I use Dynamodb
to store User
data. Each user has many fields like age, gender, first/last name, address etc
. I need to support a query API which response first, last, middle name
only, without other fields.
In order to provide a better performance, I have two solutions:
-
Create a GSI which only includes those query fields. It will make each row very small.
-
Query the table with projection fields parameter including those query fields.
The item size is 1KB with 20 attributes. 1MB is the maximum data returned from one query. So I should receive 1024 items from querying the main index. If I use field projection to reduce the number of fields, will it give me more items in the response?
Based on dynamodb only response maximum 1MB data, which solution is better for me to use?
2
Answers
What you are trying to achieve is called "Sparse indexes".
Without knowing the table traffic pattern and historical amount of data. Another consideration is the amount of RCU (read capacity units) used for the operation.

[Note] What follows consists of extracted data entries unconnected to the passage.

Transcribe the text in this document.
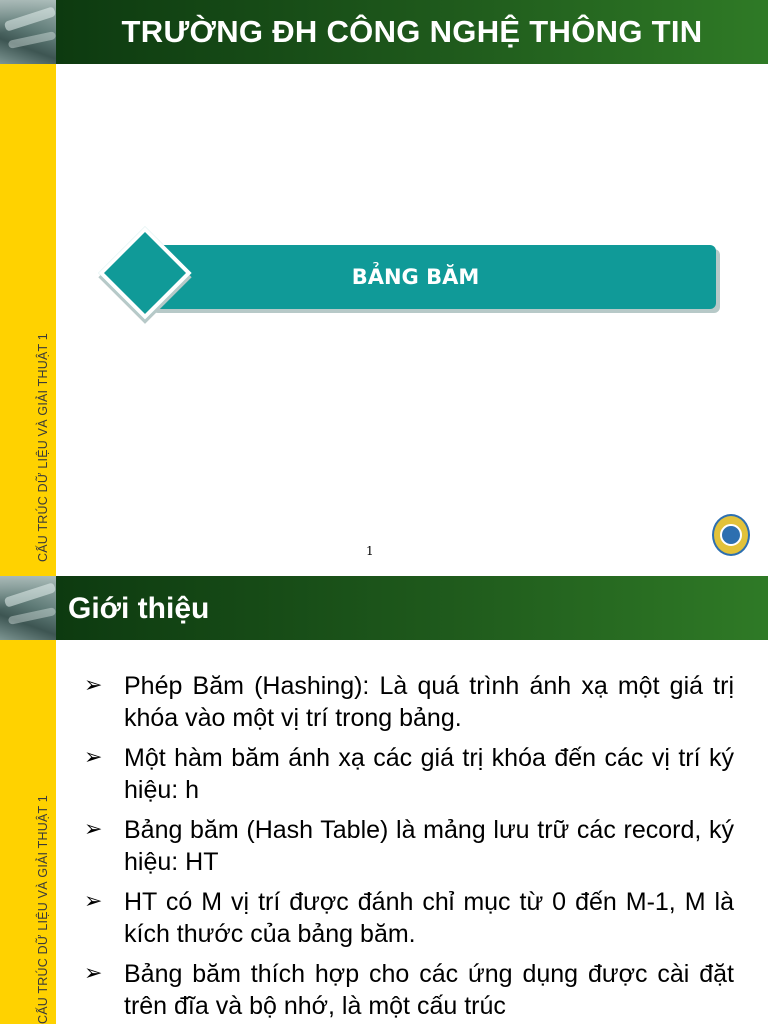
TRƯỜNG ĐH CÔNG NGHỆ THÔNG TIN
CẤU TRÚC DỮ LIỆU VÀ GIẢI THUẬT 1
BẢNG BĂM
1
Giới thiệu
CẤU TRÚC DỮ LIỆU VÀ GIẢI THUẬT 1
➢ Phép Băm (Hashing): Là quá trình ánh xạ một giá trị khóa vào một vị trí trong bảng.
➢ Một hàm băm ánh xạ các giá trị khóa đến các vị trí ký hiệu: h
➢ Bảng băm (Hash Table) là mảng lưu trữ các record, ký hiệu: HT
➢ HT có M vị trí được đánh chỉ mục từ 0 đến M-1, M là kích thước của bảng băm.
➢ Bảng băm thích hợp cho các ứng dụng được cài đặt trên đĩa và bộ nhớ, là một cấu trúc
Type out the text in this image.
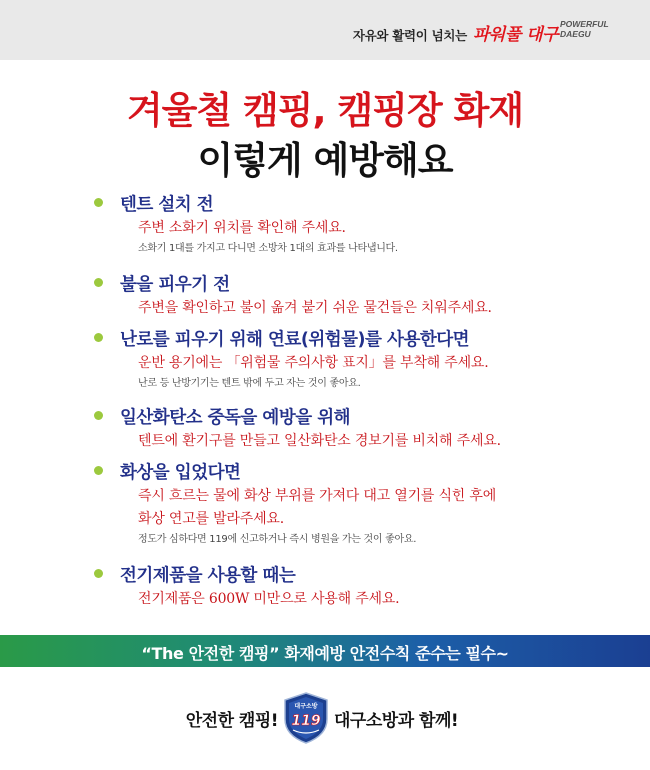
자유와 활력이 넘치는 파워풀 대구
POWERFUL
DAEGU
겨울철 캠핑, 캠핑장 화재
이렇게 예방해요
텐트 설치 전
주변 소화기 위치를 확인해 주세요.
소화기 1대를 가지고 다니면 소방차 1대의 효과를 나타냅니다.
불을 피우기 전
주변을 확인하고 불이 옮겨 붙기 쉬운 물건들은 치워주세요.
난로를 피우기 위해 연료(위험물)를 사용한다면
운반 용기에는 「위험물 주의사항 표지」를 부착해 주세요.
난로 등 난방기기는 텐트 밖에 두고 자는 것이 좋아요.
일산화탄소 중독을 예방을 위해
텐트에 환기구를 만들고 일산화탄소 경보기를 비치해 주세요.
화상을 입었다면
즉시 흐르는 물에 화상 부위를 가져다 대고 열기를 식힌 후에
화상 연고를 발라주세요.
정도가 심하다면 119에 신고하거나 즉시 병원을 가는 것이 좋아요.
전기제품을 사용할 때는
전기제품은 600W 미만으로 사용해 주세요.
“The 안전한 캠핑” 화재예방 안전수칙 준수는 필수~
안전한 캠핑!
대구소방
119 대구소방과 함께!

With that in mind, the amount of RCU used by the
FilterExpression
solution will grow based on the number of fields/data the item has.You are increasing your costs over time and need to worry about the item size and amount of fields it has.
A review of how RCU works:
You can use GSI to have a separate throughput and control the used RCU capacity. The amount of data that will be transferred can be predictable. The RCU utilization will be based on the index entries only (
first
,last
,middle
andname
)You will need to update your application to use the new index and work with eventually consistent reads. GSI doesn’t have support for a strongly consistent read.
Returning to your question: "which solution is better for me to use?"
Do you need strongly consistent reads? You need to use the table base index with
FilterExpression
. Otherwise, use GSI.A good reading is this article: When to use (and when not to use) DynamoDB Filter Expressions
First of all it’s important to note that DynamoDBs 1MB limit is not a blocker, it’s there for performance reasons.
Your use case seems to want to unnecessarily reduce your payload to below the 1MB limit. However, you should just introduce pagination.
Ref
GSI or ProjectionExpression
This ultimately depends on what you need. For example, if you simply just want certain attributes and the base tables keys are suitable for your access patterns then I would 100% use a ProjectionExpression and paginate the results until I have all the data.
You should only create a GSI should the keys of the base table not suit your access pattern needs. GSI will increase your table costs and you will be storing more data and consuming extra throughput when your use-case doesn’t need to.